%Paper: hep-th/9502119
%From: cvetic@cvetic.hep.upenn.edu
%Date: Sun, 19 Feb 95 21:24:06 -0500

\documentstyle[prd,aps,preprint,tighten,floats]{revtex}
\begin{document}
\draft
\preprint{UPR-646-T}
\date{February 1995}
\title {KALUZA-KLEIN BLACK HOLES WITHIN HETEROTIC
STRING THEORY ON A TORUS}
\author {Mirjam Cveti\v c
\thanks{E-mail address: cvetic@cvetic.hep.upenn.edu}
and Donam Youm\thanks{E-mail address: youm@cvetic.hep.upenn.edu}}
\address {Physics Department \\
          University of Pennsylvania, Philadelphia PA 19104-6396}
\maketitle
\begin{abstract}
{We point out that in heterotic string theory compactified on a 6-torus,
after a consistent truncation of the 10-d gauge fields and the antisymmetric
tensor fields, 4-dimensional black holes of Kaluza-Klein theory on a 6-torus
constitute a subset of solutions.}
\end{abstract}
\pacs{04.50.+h,11.25Mj,11.17+y}

In this note we show that  4-dimensional (4-d) black holes
(BH) of Kaluza-Klein (KK) theory constitute a subset \cite{FIV} -
\cite{NONEX}  of 4-d BH solutions of an effective heterotic
string theory compactified on a 6-torus \cite{SEN}.

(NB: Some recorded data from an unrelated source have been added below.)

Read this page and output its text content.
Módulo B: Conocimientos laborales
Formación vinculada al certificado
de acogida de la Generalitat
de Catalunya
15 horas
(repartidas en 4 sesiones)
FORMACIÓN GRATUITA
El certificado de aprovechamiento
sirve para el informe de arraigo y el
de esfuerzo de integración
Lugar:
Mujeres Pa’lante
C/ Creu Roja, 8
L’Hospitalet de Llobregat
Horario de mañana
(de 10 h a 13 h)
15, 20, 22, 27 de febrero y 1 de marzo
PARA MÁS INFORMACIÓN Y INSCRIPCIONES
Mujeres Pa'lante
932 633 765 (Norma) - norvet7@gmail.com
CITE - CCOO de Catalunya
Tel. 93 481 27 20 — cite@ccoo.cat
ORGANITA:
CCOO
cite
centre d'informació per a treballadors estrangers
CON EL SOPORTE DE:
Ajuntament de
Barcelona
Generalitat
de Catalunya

An effective 4-d action for the massless bosonic sector of
heterotic string vacua compactified on a 6-d torus is obtained
\cite{HETE} by compactifying the (massless) bosonic part of $D=10$ $N=1$
supergravity coupled to $N=1$ super Yang-Mills theory, containing
the dilaton $\Phi^{(10)}$, the 2-form field
$B_{\hat \mu \hat \nu}^{(10)}$ and 16 Abelian gauge fields
$A_{\hat \mu}^{(10)\,I}$ ($I=1,...,16$), on a 6-torus
\footnote{For notational conventions and the relationship of
the 4-d massless modes to the bosonic modes of the corresponding
10-d $N=1$ supergravity theory see for example Ref. \cite{SENII}.}:
\begin{equation}
S= \int {\rm d}^4 x \sqrt{-G} {\rm e}^{-\Phi}
[{\cal R}_G + \partial_{\mu} \Phi \partial^{\mu} \Phi
-{1 \over {12}} H_{\mu\nu\rho}H^{\mu\nu\rho}
- F^a_{\mu\nu}(LML)_{ab}(F^b)^{\mu\nu}
+ {1\over 8}{\rm Tr}(\partial_{\mu} ML \partial^{\mu}ML)]\ ,
\label{string}
\end{equation}
where $F^a_{\mu\nu} = \partial_{\mu} A^a_{\nu} - \partial_{\nu} A^a_{\mu}$
and $H_{\mu\nu\rho} =(\partial_{\mu} B_{\nu\rho} + 2A^a_{\mu} L_{ab}
F^b_{\nu\rho}) + permutations$ ($a, b = 1,...,28$).  $G \equiv {\rm det}
G_{\mu \nu}$ and the Ricci scalar ${\cal R}_G$ are defined in terms of the
string metric $G_{ \mu  \nu}$.  $M$ is the $O(6,22)$ matrix of
the following 28 scalar fields: the internal part of the 10-d
metric $\hat G_{mn}\equiv
G^{(10)}_{m+3, n+3}$ $(m, n = 1,...,6)$, ``antisymmetric'' background fields
$B_{mn}\equiv
B^{(10)}_{m+3,n+3}$ ($m,n=1,...,6$) and ``gauge'' background fields
$A_m^I\equiv A^{(10) \, I}_{m+3}$ ($m=1,...,6,\ \ I=1,...,16$).
$M$ has the properties:
\begin{equation}
MLM^T = L, \ \ \ \  M^T = M, \ \ \ \  L = \left (\matrix{0 & I_6 & 0 \cr
I_6 & 0 & 0 \cr 0 & 0 & -I_{16}} \right ) \  ,
\label{const}
\end{equation}
where $I_n$ is the $n \times n$ identity matrix.  $L$ is the matrix invariant
under $O(6,22)$ transformations.  The 4-d dilaton field
$\Phi \equiv \Phi^{(10)} -{1 \over 2}\ln {\rm det} \hat{G}$ is
defined in terms of the 10-d dilaton field $\Phi^{(10)}$ and determinant
of the internal metric $\hat G_{mn}$.  Gauge fields $A_\mu^m\equiv {1\over 2}
\hat G^{mn}G_{n+3,\mu}^{(10)}$ ($m,n=1,...,6$) are related to the
off-diagonal components of the 10-d metric.  Gauge fields $A_\mu^a$ with
$a=7,...,28$ are related to the off-diagonal components of the
10-d anti-symmetric tensor $B^{(10)}_{\hat \mu \hat \nu}$ and the 4-d
space-time components of the 10-d gauge fields $A_{\hat \mu}^I$.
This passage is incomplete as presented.